To handle large datasets effectively, we recommend running deduplication in batches. This approach is especially useful for datasets with over 100,000 records. Set the batch_n parameter to control batch size, with a default value of 50,000. Here, we illustrate batching on a smaller scale for demonstration purposes.

results <- batch_dedup(citations, batch_n=2000, sort_by = c("year", "title","author"))
#> Splitting up dataframe
#> batch 1 complete ✔
#> batch 2 complete ✔
#> batch 3 complete ✔
#> batch 4 complete ✔
#> batch 5 complete ✔
#> identified 5457 unique citations

Additional rounds of duplication

After the initial deduplication, further refinement may be necessary. Duplicates may have been separated into different batches in the above example - such as if the years differ substantially or if one year is missing.

You can perform additional rounds of deduplication using different sorting criteria, such as the title alone. Using the results from the first round of deduplication as input, you can run the batch deduplication again and check the results.
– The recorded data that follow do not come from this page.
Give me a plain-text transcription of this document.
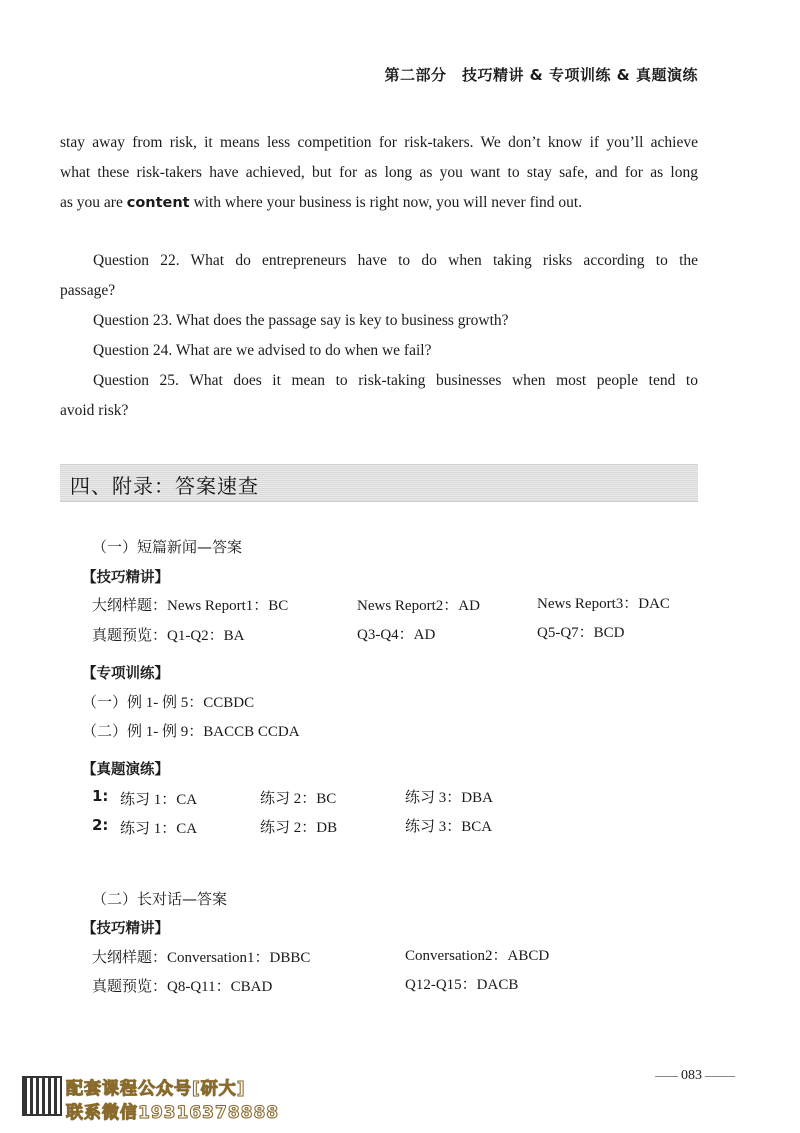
第二部分　技巧精讲 & 专项训练 & 真题演练

stay away from risk, it means less competition for risk-takers. We don’t know if you’ll achieve

what these risk-takers have achieved, but for as long as you want to stay safe, and for as long

as you are content with where your business is right now, you will never find out.

Question 22. What do entrepreneurs have to do when taking risks according to the

passage?

Question 23. What does the passage say is key to business growth?

Question 24. What are we advised to do when we fail?

Question 25. What does it mean to risk-taking businesses when most people tend to

avoid risk?

四、附录：答案速查
（一）短篇新闻—答案
【技巧精讲】
大纲样题：News Report1：BC	News Report2：AD	News Report3：DAC
真题预览：Q1-Q2：BA	Q3-Q4：AD	Q5-Q7：BCD
【专项训练】
（一）例 1- 例 5：CCBDC
（二）例 1- 例 9：BACCB CCDA
【真题演练】
1: 练习 1：CA	练习 2：BC	练习 3：DBA
2: 练习 1：CA	练习 2：DB	练习 3：BCA
（二）长对话—答案
【技巧精讲】
大纲样题：Conversation1：DBBC	Conversation2：ABCD
真题预览：Q8-Q11：CBAD	Q12-Q15：DACB
083
配套课程公众号[研大]
联系微信19316378888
In this instance, running again identified 3 additional duplicates.

# get unique results from round 1
unique_r1 <- results$unique

# deduplicate again using unique results, setting different sort criteria
results_r2 <- batch_dedup(unique_r1, batch_n=2000, sort_by = c("title"))
#> Splitting up dataframe
#> batch 1 complete ✔
#> batch 2 complete ✔
#> batch 3 complete ✔
#> identified 5454 unique citations

# get results after 2 rounds of deduplication
unique_r2 <- results_r2$unique

Exporting results

Once deduplication is complete, you can export the unique records to a file for import into reference managers or systematic review software.

write_citations(unique_r2, type="txt", filename="unique.txt")